The defense strategy that you employ in court will depend on numerous factors, including your criminal record, the evidence to prosecutor has and the exact charges they have brought against you. Some people avoid a conviction by challenging the evidence the prosecutors have collected. Others undermine the credibility of witnesses or bring in experts to testify on their behalf.
When the state has compelling evidence that you have no way to challenge and keep out of court, you may feel like you have a few options for a defense, but an affirmative defense could still be possible.
Affirmative defenses focus on circumstances
Rather than trying to reduce the connection between you and the alleged criminal offense, an affirmative defense strategy instead seeks to prove your actions weren’t criminal. There are numerous situations in which a behavior that would otherwise break the law technically becomes legal.
Although it is against the law to hit someone or use a weapon to hurt another person, you could engage in an act of interpersonal violence without breaking the law if you act to defend yourself against an immediate threat in your own home.

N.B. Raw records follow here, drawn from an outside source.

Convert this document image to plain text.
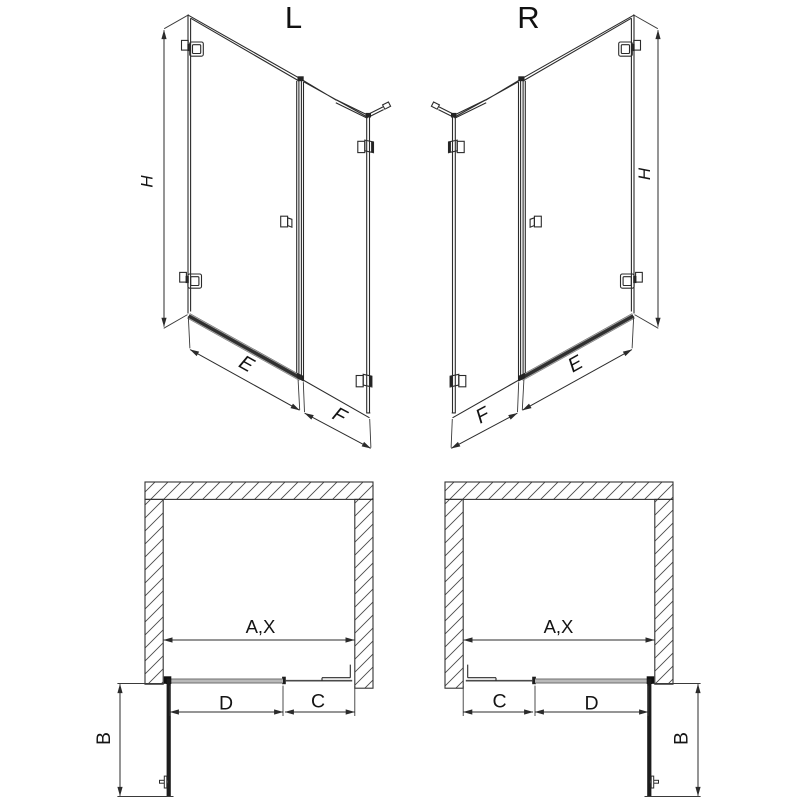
L
H
E
F
R
H
E
F
A,X
D	C
B
A,X
C	D
B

There are other affirmative defenses that can work against different charges. Someone who is the victim of human trafficking could use their experience to defend against any criminal activity that occurred. Someone who lacks the mental capacity to act as an adult or who experienced temporary insanity could argue that they did not have the capability of forming criminal intent.
An affirmative defense can be a viable option for those who cannot distance themselves from what seems like criminal behavior by challenging or undermining the evidence. It allows them to prove that they did not break the law by reframing the situation and showing that there were extenuating circumstances.
No one defense strategy will work in every case
Affirmative defenses often required careful planning and the support of experts. Looking into all of the ways to raise a reasonable doubt about your guilt can help you choose the right defense strategy when you find yourself accused of a major felony.